Conseils pratiques
L’apprentissage, mode d’emploi
Un pas dans l’entreprise
260 400 nouveaux contrats ont été enregistrés en 2005, en progression de 6 %... Ils sont 80 % à être embauchés à l’issue de leur formation.
Des chiffres très prometteurs qui placent l’apprentissage au cœur de la politique de l’emploi. Le point sur un dispositif rénové, version troisième millénaire…
État des lieux
Quelques chiffres pour commencer : avec près de 22 % des moins de 25 ans en recherche d’emploi, la France détient le triste record européen en matière de chômage des jeunes. Une situation inacceptable à laquelle le gouvernement s’est engagé à remédier. Parmi les mesures phares de cette lutte pour l’emploi des jeunes, l’apprentissage. L’objectif affiché du gouvernement est donc de faire augmenter de près de 40 % le nombre d’apprentis d’ici 2009 pour arriver au chiffre de 500 000. Une progression qui est déjà en marche ; en 2005, on a enregistré une augmentation de 6 % des contrats d’apprentissage au niveau national. Définition
Le contrat d’apprentissage est avant tout un cursus de formation en alternance, comprenant un minimum de 400 heures de formation théorique et générale par an en centres de formation des apprentis (CFA) et des séjours en entreprise, où l’apprenti est suivi et guidé par un maître d’apprentissage. L’éventail des diplômes accessibles va du CAP au diplôme d’ingénieur, en passant par le bac professionnel.
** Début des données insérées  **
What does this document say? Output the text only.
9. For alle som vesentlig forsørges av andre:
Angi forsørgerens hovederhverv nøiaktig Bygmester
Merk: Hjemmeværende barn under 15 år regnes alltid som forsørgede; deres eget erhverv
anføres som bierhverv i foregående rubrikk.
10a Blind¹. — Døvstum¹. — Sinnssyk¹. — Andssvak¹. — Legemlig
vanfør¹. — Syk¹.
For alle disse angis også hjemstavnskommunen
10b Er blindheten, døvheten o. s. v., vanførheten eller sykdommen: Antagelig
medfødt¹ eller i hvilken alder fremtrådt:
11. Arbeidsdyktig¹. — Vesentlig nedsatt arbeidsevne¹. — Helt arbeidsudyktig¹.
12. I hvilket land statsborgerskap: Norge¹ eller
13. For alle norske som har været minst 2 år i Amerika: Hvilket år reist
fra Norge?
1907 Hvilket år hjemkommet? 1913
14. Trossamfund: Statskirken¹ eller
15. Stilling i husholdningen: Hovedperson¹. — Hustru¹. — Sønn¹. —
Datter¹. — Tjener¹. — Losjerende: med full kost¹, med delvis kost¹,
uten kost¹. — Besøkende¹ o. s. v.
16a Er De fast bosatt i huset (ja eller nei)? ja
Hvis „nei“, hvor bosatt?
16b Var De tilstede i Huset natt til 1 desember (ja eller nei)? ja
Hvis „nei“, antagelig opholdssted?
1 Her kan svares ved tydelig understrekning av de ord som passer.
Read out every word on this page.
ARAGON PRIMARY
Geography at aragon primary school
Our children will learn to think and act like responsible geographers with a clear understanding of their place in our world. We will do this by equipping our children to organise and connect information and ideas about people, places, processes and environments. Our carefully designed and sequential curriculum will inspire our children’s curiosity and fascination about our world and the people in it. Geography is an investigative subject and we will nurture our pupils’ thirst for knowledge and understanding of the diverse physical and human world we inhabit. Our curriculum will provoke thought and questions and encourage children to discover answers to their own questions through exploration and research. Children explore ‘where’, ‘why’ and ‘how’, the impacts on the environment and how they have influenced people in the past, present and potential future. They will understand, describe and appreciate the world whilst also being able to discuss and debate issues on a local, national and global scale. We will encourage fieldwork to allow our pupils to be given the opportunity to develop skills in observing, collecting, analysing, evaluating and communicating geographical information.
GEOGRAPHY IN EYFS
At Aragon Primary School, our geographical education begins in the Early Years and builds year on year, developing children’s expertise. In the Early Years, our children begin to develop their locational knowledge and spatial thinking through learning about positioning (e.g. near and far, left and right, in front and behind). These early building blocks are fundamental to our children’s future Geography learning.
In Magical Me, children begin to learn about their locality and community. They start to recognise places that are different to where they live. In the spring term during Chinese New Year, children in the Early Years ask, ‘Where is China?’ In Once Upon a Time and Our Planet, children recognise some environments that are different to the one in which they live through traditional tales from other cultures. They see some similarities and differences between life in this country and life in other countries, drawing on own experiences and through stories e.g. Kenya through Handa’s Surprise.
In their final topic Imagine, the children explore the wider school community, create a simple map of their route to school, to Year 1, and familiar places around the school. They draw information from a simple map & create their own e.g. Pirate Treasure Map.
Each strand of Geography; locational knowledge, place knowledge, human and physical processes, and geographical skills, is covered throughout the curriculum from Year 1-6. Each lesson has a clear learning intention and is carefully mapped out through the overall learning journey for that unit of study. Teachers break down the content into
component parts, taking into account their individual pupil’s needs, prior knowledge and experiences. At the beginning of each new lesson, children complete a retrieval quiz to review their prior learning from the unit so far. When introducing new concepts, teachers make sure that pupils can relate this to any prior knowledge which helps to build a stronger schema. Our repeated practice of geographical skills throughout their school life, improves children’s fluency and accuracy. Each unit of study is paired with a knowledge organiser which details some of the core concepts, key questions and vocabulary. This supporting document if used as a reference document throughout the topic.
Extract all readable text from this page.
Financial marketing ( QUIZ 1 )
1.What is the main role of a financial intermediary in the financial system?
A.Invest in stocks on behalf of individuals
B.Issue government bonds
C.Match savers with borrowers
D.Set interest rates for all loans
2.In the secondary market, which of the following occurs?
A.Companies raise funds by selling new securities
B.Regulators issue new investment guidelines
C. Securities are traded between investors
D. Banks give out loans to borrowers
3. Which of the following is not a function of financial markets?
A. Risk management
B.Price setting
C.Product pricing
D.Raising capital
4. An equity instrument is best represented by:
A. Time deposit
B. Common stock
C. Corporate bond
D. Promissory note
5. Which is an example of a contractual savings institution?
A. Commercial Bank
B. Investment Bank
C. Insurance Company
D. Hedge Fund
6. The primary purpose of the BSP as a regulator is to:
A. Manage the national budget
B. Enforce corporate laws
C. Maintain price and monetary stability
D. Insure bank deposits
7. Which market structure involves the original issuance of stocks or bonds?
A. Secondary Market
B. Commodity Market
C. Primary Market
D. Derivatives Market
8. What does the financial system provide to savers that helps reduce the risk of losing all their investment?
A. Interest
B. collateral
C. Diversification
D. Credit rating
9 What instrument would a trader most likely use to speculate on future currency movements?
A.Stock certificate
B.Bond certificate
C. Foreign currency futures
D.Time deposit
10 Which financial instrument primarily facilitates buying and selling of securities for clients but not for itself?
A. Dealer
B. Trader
Tout au long du contrat, l’apprenti bénéficie du statut de salarié. Il perçoit ainsi une rémunération minimum calculée en fonction de son âge et de sa progression dans le cycle de formation. Il bénéficie également de la même couverture sociale que les autres salariés de l’entreprise et cotise dès le début de sa formation pour la retraite. Ce dispositif concerne les jeunes de 16 à 25 ans mais des dérogations aux limites d’âge sont possibles. Enfin, loin des idées reçues, des secteurs de plus en plus variés ont recours à cette formule, qui présente pour eux de nombreux avantages fiscaux. Pas moins de 450 métiers sont concernés.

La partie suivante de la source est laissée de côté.